Я изумленно вылупился. Мне не послышалось? Том как будто не заметил, что только что сказал, и продолжил:
– Тут вклинивается парень – мол, Роза абсолютно права, им недосуг соблюдать древние правила, они уже все обсудили и решили: после свадьбы он останется Филипом О’Нилом, а она – Розой О’Нил. Так и сказал: жена не будет менять фамилию. Ты понимаешь, Одран, в чем тут разница?
– Не в фамилиях, конечно. Он имел в виду…
– А то я не знаю, что он имел в виду! – рявкнул Том. – Я буду сам по себе О’Нил, а Роза сама по себе О’Нил, заявил он. И если у нас родятся дети, они получат обе фамилии.
– О’Нил-О’Нил, что ли? – спросил я.
– Так он сказал.
– А если они назовут сына Нилом?
– Что?
Меня это рассмешило до слез. Ничего нелепее я в жизни не слышал.
– Чего ты веселишься, Одран? – спросил Том, но от его серьезной физиономии меня еще больше разбирало. – По-твоему, это смешно?

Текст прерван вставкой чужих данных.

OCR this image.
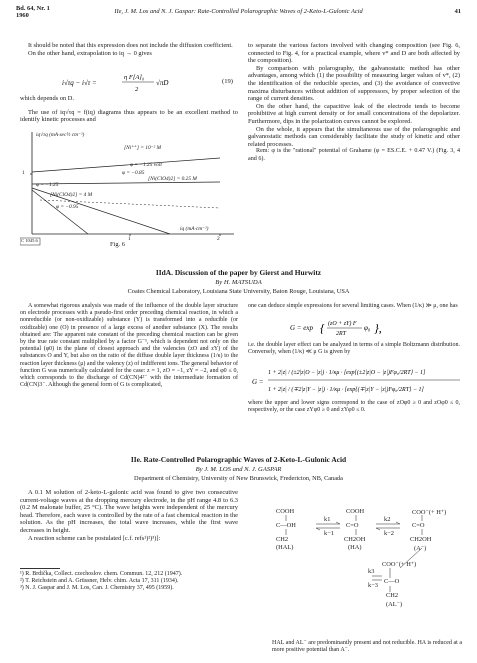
Bd. 64, Nr. 1
1960	IIe, J. M. Los and N. J. Gaspar: Rate-Controlled Polarographic Waves of 2-Keto-L-Gulonic Acid	41

It should be noted that this expression does not include the diffusion coefficient.

On the other hand, extrapolation to iq → 0 gives

i√τq − i√τ =
η F[A]₀
2
√πD	(19)

which depends on D.

The use of iq√τq = f(iq) diagrams thus appears to be an excellent method to identify kinetic processes and

iq√τq (mA·sec½ cm⁻²)
[Ni⁺⁺] = 10⁻² M
φ = −1.25 volt
φ = −0.85
[Ni(ClO4)2] = 0.25 M
φ = −1.25
[Ni(ClO4)2] = 4 M
φ = −0.95
1
1	2
iq (mA·cm⁻²)
C 1045.6
Fig. 6

to separate the various factors involved with changing composition (see Fig. 6, connected to Fig. 4, for a practical example, where v* and D are both affected by the composition).

By comparison with polarography, the galvanostatic method has other advantages, among which (1) the possibility of measuring larger values of v*, (2) the identification of the reducible species, and (3) the avoidance of convective maxima disturbances without addition of suppressors, by proper selection of the range of current densities.

On the other hand, the capacitive leak of the electrode tends to become prohibitive at high current density or for small concentrations of the depolarizer. Furthermore, dips in the polarization curves cannot be explored.

On the whole, it appears that the simultaneous use of the polarographic and galvanostatic methods can considerably facilitate the study of kinetic and other related processes.

Rem: φ is the "rational" potential of Grahame (φ = ES.C.E. + 0.47 V.) (Fig. 3, 4 and 6).

IIdA. Discussion of the paper by Gierst and Hurwitz
By H. MATSUDA
Coates Chemical Laboratory, Louisiana State University, Baton Rouge, Louisiana, USA

A somewhat rigorous analysis was made of the influence of the double layer structure on electrode processes with a pseudo-first order preceding chemical reaction, in which a nonreducible (or non-oxidizable) substance (Y) is transformed into a reducible (or oxidizable) one (O) in presence of a large excess of another substance (X). The results obtained are: The apparent rate constant of the preceding chemical reaction can be given by the true rate constant multiplied by a factor G⁻¹, which is dependent not only on the potential (φ0) in the plane of closest approach and the valencies (zO and zY) of the substances O and Y, but also on the ratio of the diffuse double layer thickness (1/κ) to the reaction layer thickness (μ) and the valency (z) of indifferent ions. The general behavior of function G was numerically calculated for the case: z = 1, zO = −1, zY = −2, and φ0 ≤ 0, which corresponds to the discharge of Cd(CN)4²⁻ with the intermediate formation of Cd(CN)3⁻. Although the general form of G is complicated,

one can deduce simple expressions for several limiting cases. When (1/κ) ≫ μ, one has

G = exp { (zO + zY) F
2RT
φ₀ },

i.e. the double layer effect can be analyzed in terms of a simple Boltzmann distribution. Conversely, when (1/κ) ≪ μ G is given by

G =
1 + 2|z| / (±2|z|O − |z|) · 1/κμ · [exp{(±2|z|O − |z|)Fφ₀/2RT} − 1]
1 + 2|z| / (∓2|z|Y − |z|) · 1/κμ · [exp{(∓|z|Y − |z|)Fφ₀/2RT} − 1]

where the upper and lower signs correspond to the case of zOφ0 ≥ 0 and zOφ0 ≤ 0, respectively, or the case zYφ0 ≥ 0 and zYφ0 ≤ 0.

IIe. Rate-Controlled Polarographic Waves of 2-Keto-L-Gulonic Acid
By J. M. LOS and N. J. GASPAR
Department of Chemistry, University of New Brunswick, Fredericton, NB, Canada

A 0.1 M solution of 2-keto-L-gulonic acid was found to give two consecutive current-voltage waves at the dropping mercury electrode, in the pH range 4.8 to 6.3 (0.2 M malonate buffer, 25 °C). The wave heights were independent of the mercury head. Therefore, each wave is controlled by the rate of a fast chemical reaction in the solution. As the pH increases, the total wave increases, while the first wave decreases in height.

A reaction scheme can be postulated [c.f. refs¹)²)³)]:

¹) R. Brdička, Collect. czechoslov. chem. Commun. 12, 212 (1947).

²) T. Reichstein and A. Grüssner, Helv. chim. Acta 17, 311 (1934).

³) N. J. Gaspar and J. M. Los, Can. J. Chemistry 37, 495 (1959).

COOH
C—OH
CH2
(HAL)
k1
k−1
COOH
C=O
CH2OH
(HA)
k2
k−2
COO⁻(+ H⁺)
C=O
CH2OH
(A⁻)
COO⁻(+ H⁺)
k3
k−3
C—O
CH2
(AL⁻)

HAL and AL⁻ are predominantly present and not reducible. HA is reduced at a more positive potential than A⁻.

Когда девка издевается надо мной, священником?
– Они же молодые, Том. – Выпивка определенно подействовала, одарив меня чудесным настроением. – Из вредности перечат старшим. Юнцы к этому склонны.
– Я сам молодой, Одран.
– Да какой ты молодой!
– Мне двадцать пять!
– Мы – другое дело. У нас иная жизнь. Такие всегда будут моложе нас.
От ярости Том просто задыхался.
– Я не понимаю, зачем они вообще решили венчаться, если уж такие современные, – наконец проговорил он. – Таинство превращается в фарс.
– Ты им это сказал?
– Сказал, но им в одно ухо влетело, в другое вылетело. Теперь они женаты. И предохраняются резинками, я знаю точно, мне аптекарь сказал.
– Ты расспрашивал…
– Эту парочку надо упечь в тюрьму. – Том побагровел. – Я натравлю на них полицию. И аптекаря надо посадить. Всех в кутузку! – гаркнул он.
– Успокойся, пожалуйста. – Я похлопал по столу. – На нас смотрят.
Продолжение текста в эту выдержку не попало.